C'est ainsi que le même fait, récité devant une nombreuse assemblée, obtient divers degrés de croyance, suivant l'étendue des connaissances des auditeurs. Si l'homme qui le rapporte, en est intimement persuadé, et si, par son état et par son caractère, il inspire une grande confiance; son récit, quelque extraordinaire qu'il soit, aura, pour les auditeurs dépourvus de lumières, le même degré de vraisemblance, qu'un fait ordinaire rapporté par le même homme, et ils lui ajouteront une foi entière. Cependant si quelqu'un d'eux sait que le même fait est rejeté par d'autres hommes également respectables, il sera dans le doute; et le fait sera jugé faux par les auditeurs éclairés qui le trouveront contraire, soit à des faits bien avérés, soit aux lois immuables de la nature.

C'est à l'influence de l'opinion de ceux que la multitude juge les plus instruits, et à qui elle a coutume de donner sa confiance sur les plus importans objets de la vie, qu'est due la propagation de ces erreurs qui, dans les temps d'ignorance, ont couvert la face du monde. La Magie et l'Astrologie nous en offrent deux grands exemples. Ces erreurs inculquées dès l'enfance, adoptées sans examen, et n'ayant pour base que la croyance universelle, se sont maintenues pendant très long-temps; jusqu'à ce qu'enfin le progrès des sciences les ait détruites dans l'esprit des hommes éclairés dont ensuite l'opinion les a fait disparaître chez le peuple même, par le pouvoir de l'imitation et de l'habitude, qui les avait si généralement répandues. Ce pouvoir, le plus puissant ressort du monde moral, établit et conserve dans toute une nation, des idées entièrement contraires à celles qu'il maintient ailleurs avec le même empire. Quelle indulgence ne devons-nous donc pas avoir pour les opinions différentes des nôtres; puisque cette différence ne dépend souvent que des points de vue divers où les circonstances nous ont placés! Éclairons ceux que nous ne jugeons pas suffisamment instruits; mais auparavant, examinons sévèrement nos propres opinions, et pesons avec impartialité leurs probabilités respectives.

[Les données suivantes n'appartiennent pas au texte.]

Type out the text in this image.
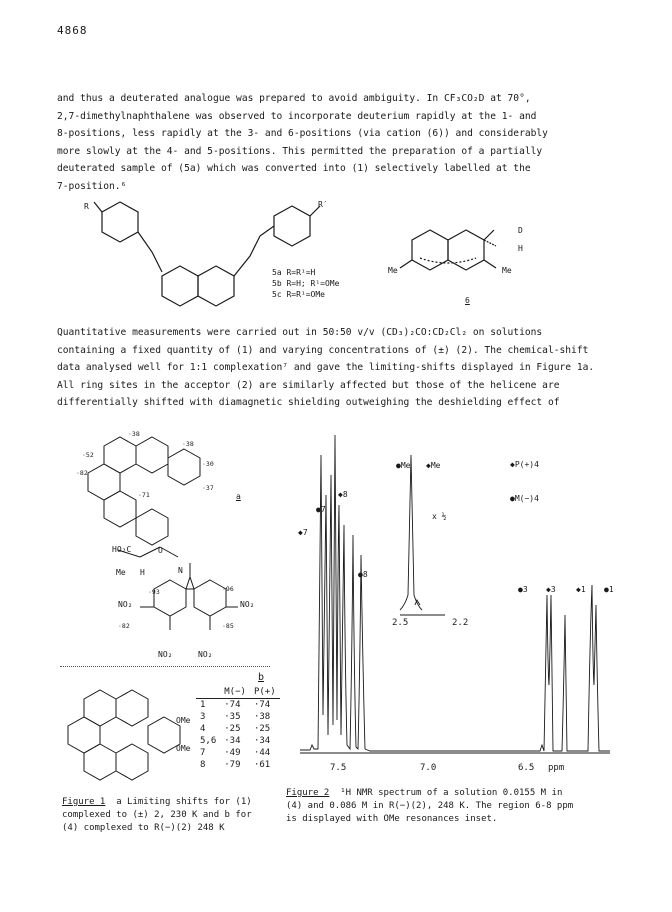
4868
and thus a deuterated analogue was prepared to avoid ambiguity. In CF₃CO₂D at 70°,
2,7-dimethylnaphthalene was observed to incorporate deuterium rapidly at the 1- and
8-positions, less rapidly at the 3- and 6-positions (via cation (6)) and considerably
more slowly at the 4- and 5-positions. This permitted the preparation of a partially
deuterated sample of (5a) which was converted into (1) selectively labelled at the
7-position.⁶
R	R′
5a R=R¹=H
5b R=H; R¹=OMe
5c R=R¹=OMe
D
H
Me	Me
6
Quantitative measurements were carried out in 50:50 v/v (CD₃)₂CO:CD₂Cl₂ on solutions
containing a fixed quantity of (1) and varying concentrations of (±) (2). The chemical-shift
data analysed well for 1:1 complexation⁷ and gave the limiting-shifts displayed in Figure 1a.
All ring sites in the acceptor (2) are similarly affected but those of the helicene are
differentially shifted with diamagnetic shielding outweighing the deshielding effect of
·38
·38
·52
·30
·82
·37
·71	a
HO₂C
Me H
O
N
NO₂	NO₂
NO₂	NO₂
·96
·93
·82	·85
OMe
OMe
b
	M(−)	P(+)
1	·74	·74
3	·35	·38
4	·25	·25
5,6	·34	·34
7	·49	·44
8	·79	·61
Figure 1 a Limiting shifts for (1)
complexed to (±) 2, 230 K and b for
(4) complexed to R(−)(2) 248 K
●7
◆8
◆7
●8
●Me ◆Me
x ½
◆P(+)4
●M(−)4
●3 ◆3	◆1 ●1
2.5	2.2
7.5	7.0	6.5 ppm
Figure 2 ¹H NMR spectrum of a solution 0.0155 M in
(4) and 0.086 M in R(−)(2), 248 K. The region 6-8 ppm
is displayed with OMe resonances inset.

La différence des opinions dépend encore de la manière dont on détermine l'influence des données qui sont connues. La théorie des probabilités tient à des considérations si délicates, qu'il n'est pas surprenant qu'avec les mêmes données, deux personnes trouvent des résultats différens, surtout dans les questions trèscompliquées. Exposons ici les principes généraux de cette Théorie.

Principes généraux du Calcul des Probabilités.

[er PRINCIPE.—Le premier de ces principes est la définition même de la probabilité qui, comme on l'a vu, est le rapport du nombre des cas favorables à celui de tous les cas possibles.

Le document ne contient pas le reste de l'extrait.